Who is this Neal guy?

So you want to know who this Neal guy is and what lousy art school told him that he was an artist? Well the good news is that I have not ruined any art school’s reputation as I have never attended one. The art you see is raw and untrained. If you are curious why it even exists here is a bit about me.

Like most children, I liked to draw. And like most children, my parents thought that I had a talent. But hey! these were my parents! So I didn’t make much of it. Drawing for me was a way to express my interests. Without a doubt, my interests were airplanes and especially ships. Maritime disasters like that of the R.M.S. Titanic ( before it was discovered and then butchered in that James Cameron movie ) the R.M.S. Lusitania, Empress of Ireland, General Slocum, etc. fascinated me. Giant but
fragile ships with thousands of people at their mercy. I wanted to understand how they were built and how they worked. Then I would draw pictures, lots and lots of pictures ( and build numerous plastic model kits ). My father would tell me to draw him something other than a ship. Huh? what else is there? Oh yeah! airplanes! ( I don’t think that was what he was going for ).

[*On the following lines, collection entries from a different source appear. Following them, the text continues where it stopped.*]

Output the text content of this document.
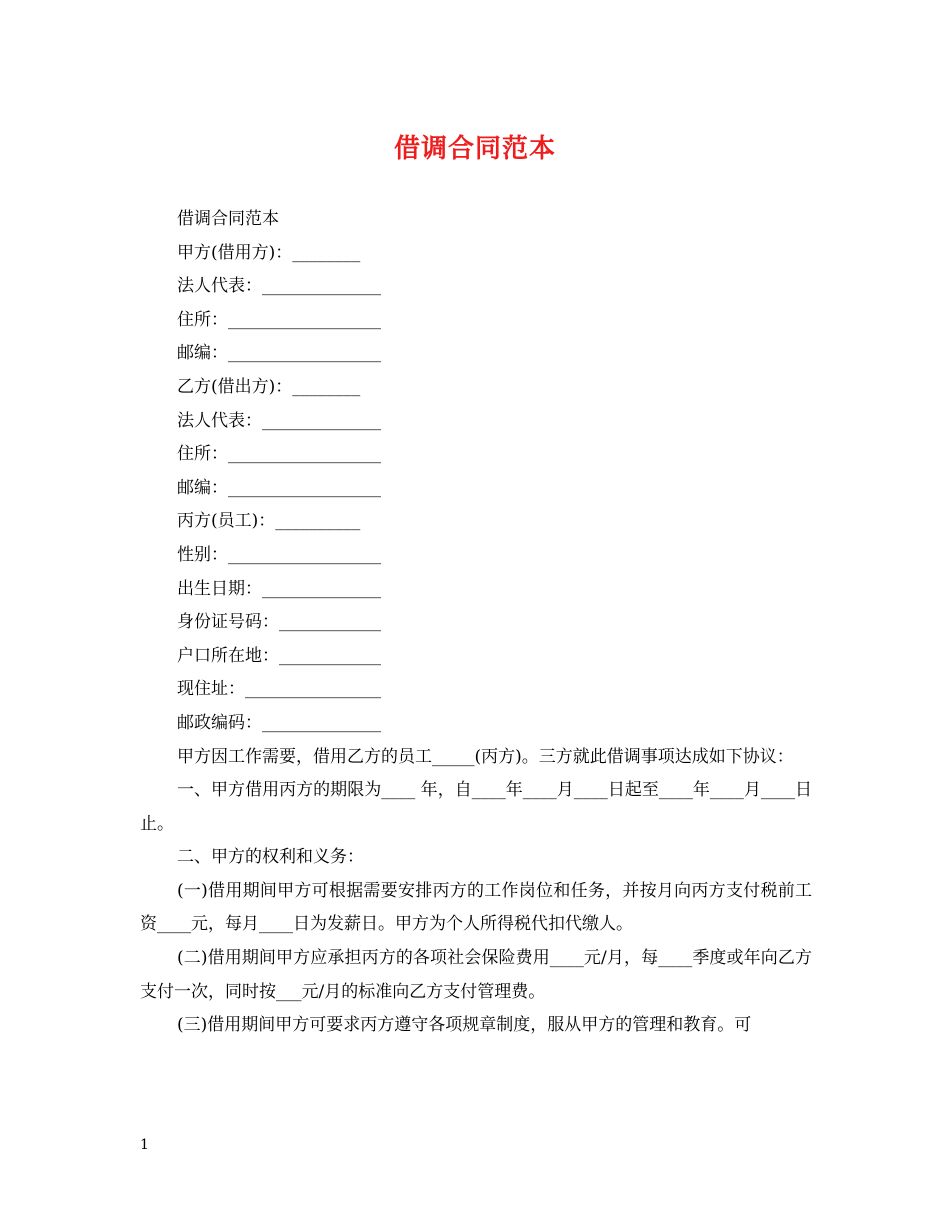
借调合同范本
借调合同范本
甲方(借用方)：________
法人代表：______________
住所：__________________
邮编：__________________
乙方(借出方)：________
法人代表：______________
住所：__________________
邮编：__________________
丙方(员工)：__________
性别：__________________
出生日期：______________
身份证号码：____________
户口所在地：____________
现住址：________________
邮政编码：______________
甲方因工作需要，借用乙方的员工_____(丙方)。三方就此借调事项达成如下协议：
一、甲方借用丙方的期限为____ 年，自____年____月____日起至____年____月____日止。
二、甲方的权利和义务：
(一)借用期间甲方可根据需要安排丙方的工作岗位和任务，并按月向丙方支付税前工资____元，每月____日为发薪日。甲方为个人所得税代扣代缴人。
(二)借用期间甲方应承担丙方的各项社会保险费用____元/月，每____季度或年向乙方支付一次，同时按___元/月的标准向乙方支付管理费。
(三)借用期间甲方可要求丙方遵守各项规章制度，服从甲方的管理和教育。可
1
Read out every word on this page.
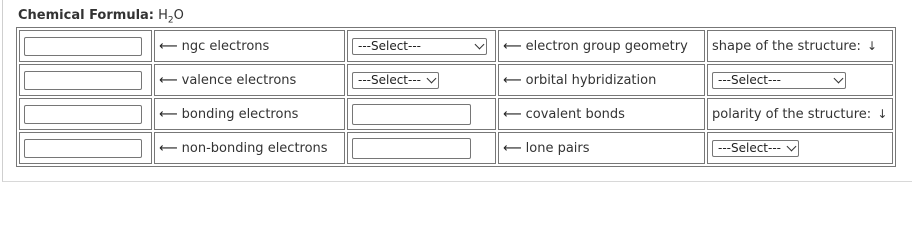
Chemical Formula: $H_2O$
	⟵ ngc electrons	---Select---	⟵ electron group geometry	shape of the structure: ↓

	⟵ valence electrons	---Select---	⟵ orbital hybridization	---Select---

	⟵ bonding electrons		⟵ covalent bonds	polarity of the structure: ↓

	⟵ non-bonding electrons		⟵ lone pairs	---Select---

Off the coast of Wales, Christmas 1983
Onward through school I went, drawing pictures somewhat to the detriment of my education. Teachers got frustrated with me but there wasn’t much that they could do. I did the bare minimum unless the subject matter interested me ( like science and drafting ). In high school, educators tried to direct me into an art curriculum but it was pretty much ingrained in me by others that you couldn’t make a living being an artist. There was also a big wide world out there that I wanted to see. To me, working on a ship was the way to see that world. So I set my art talent aside for recreation and went to school to be a Marine Engineer and work aboard merchant ships.
Working on a ship was everything that I had dreamed it would be. I traveled around the world on 3 ships as an apprentice engineer with interesting people who I learned much from. But when I was done with my education, it was 1986, when the US Maritime industry was crumbling. There were few jobs to be had at sea. So I settled for a job with a large car ferry operation. There, to pass the time, I started drawing cartoons of the employees and the comical escapades that they got into.
Inside a ship's boiler steam drum, 1983

Volunteering on the USS Olympia, 1988
My cartoons were very popular and again I started hearing about the talent I had and that I should be doing something with it. I listened, but still didn’t think that there was any real quality to what I was doing. Most all of what I drew was from memory, so the results were not exact. My people came out mostly as caricatures. One day I decided that perhaps I should get more disciplined and see what I could draw. I decided to work on people first by using models in advertisements. I was surprised at how easy it was for me to draw people from a photograph. Maybe there was something there after all.
Happier days with Jane in Europe, 1992
Then one day my world changed when I met a woman who had a mutual interest in classical music and music from the 1920's and 30's. My wife Jane. I wasn’t going to marry just anyone and that, Jane was not. She was intelligent, and articulate. Jane accentuated my talents, and tempered my faults. The kindest and most genuine person I have ever met. She, more than anyone else motivated me to explore my art and in directions I never considered. Having been an art history major in college, she loved going to art museums ( places that I never had any real interest in going to in the past ) but it was fun with her and she taught me a great deal. I started looking at the paintings and thinking that I too could do this. But color! wait a minute, that was something I had only done with pencil and was not too happy with the result. Instead, I decided to get really serious with my pencil work and created the series of World War II aviation art. I showed the aviation art around and people wanted to buy them. Instead of selling them, I had prints made and with the wonder of the internet and Ebay started selling the prints to an audience of millions. Using my technical background I designed my own website to see if there really was any interest in my other art. Sure enough, there was.
Hiking in New Hampshire, 1992
For Christmas of 2003 Jane gave me an easel. I went right to work. The paintings in my on-line gallery are the result ( they are in the order that they were painted, my first one, a Vermont landscape is not shown ) If it were not for Jane, there is no doubt that the only paintings that you would have seen from me would have been ships and planes. I wanted to show her that I was capable of much more. Then one day in March of 2005, tragedy struck us out of the blue. My beloved wife Jane, mother of our children, was diagnosed with a serious form of leukemia. We fought it together, but Jane did not survive the treatment. What a terrible disease. I don’t know how Jane was able to gather the strength to fight for the 5 months that she did. I don't know if I could have done the same.


Kayaking with my daughters, 2004

Now, paintings will come fewer and far between as I focus all my efforts toward raising my 2 daughters. I will continue my art, and perhaps when my daughters are older, I will have additional time to pursue more painting. Hopefully you will poke around my website and find an image that you like to look at. The biggest thrill to me is that somebody out there likes something that I drew so much that they would be willing to pay for it and hang it on their wall. I never thought that this would ever happen with my feeble scratchings. Who would have guessed!